Jane Boleyn, Hampton Court,

November 1541

That devil the archbishop has terrified the girl half out of her wits, and now she does not know whether to lie or confess. My lord the duke has come with him for another visit, and while they try to pull the sobbing queen from her bed, he pauses beside me. “Will she confess to Culpepper?” he whispers, so low that I have to lean against him to hear it.

“If you let the archbishop work on her, she will confess to anything,” I warn him in a hurried whisper. “I cannot keep her quiet.
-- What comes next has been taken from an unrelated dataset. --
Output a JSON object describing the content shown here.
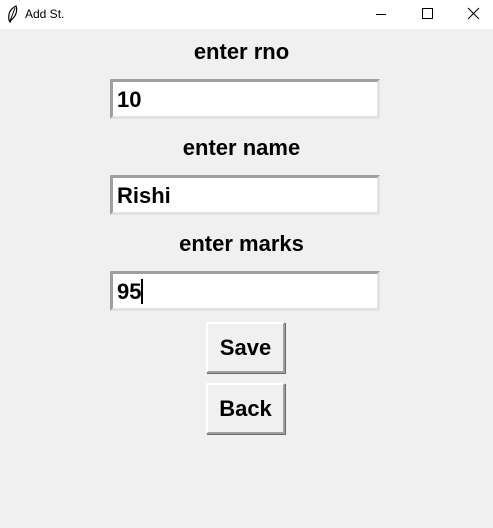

He torments her with hope, and then he threatens her with damnation. She is only a silly girl, and he seems determined to break her. He will drive her mad if he keeps threatening her.”

He gives a short laugh, almost like a groan. “She had better pray for madness; it could be the only thing that saves her,” he says. “Good God. Two nieces as Queens of England, and both of them end on the scaffold!”

“What could save her?”

“They can’t execute her if she is mad,” he says absently. “You can’t stand trial for treason if you are mad. They would have to send her away to a convent. Good God, is that her screaming now?”

The eerie cries of Kitty Howard begging to be spared are echoing through her rooms as the women try to pull her in to face the archbishop.

“What will you do?” I demand. “This can’t go on.”

“I’ll try to keep clear of this,” he says bleakly. “I hoped to see her with her wits about her today. I was going to advise her to plead guilty to Dereham and deny Culpepper, then she has done nothing worse than marry with a precontract in place, as Anne of Cleves. She might have got away with that. He might even have taken her back. But at this rate she will kill herself before the axeman gets her.”

“Keep clear?” I demand. “And what about me?”

His face is like a flint. “What about you?”

“I’ll take the French count,” I say to him rapidly. “Whatever the contract is, I’ll take him. I’ll live with him in France for a few years – wherever he likes. I’ll lie low until the king has recovered from this, I can’t go back into exile, I can’t go back to Blickling. I can’t stand it. I can’t go through it all again. I really can’t. I’ll take the French count even without a good settlement. Even if he is old and ugly, even if he’s deformed. I’ll take the French count.”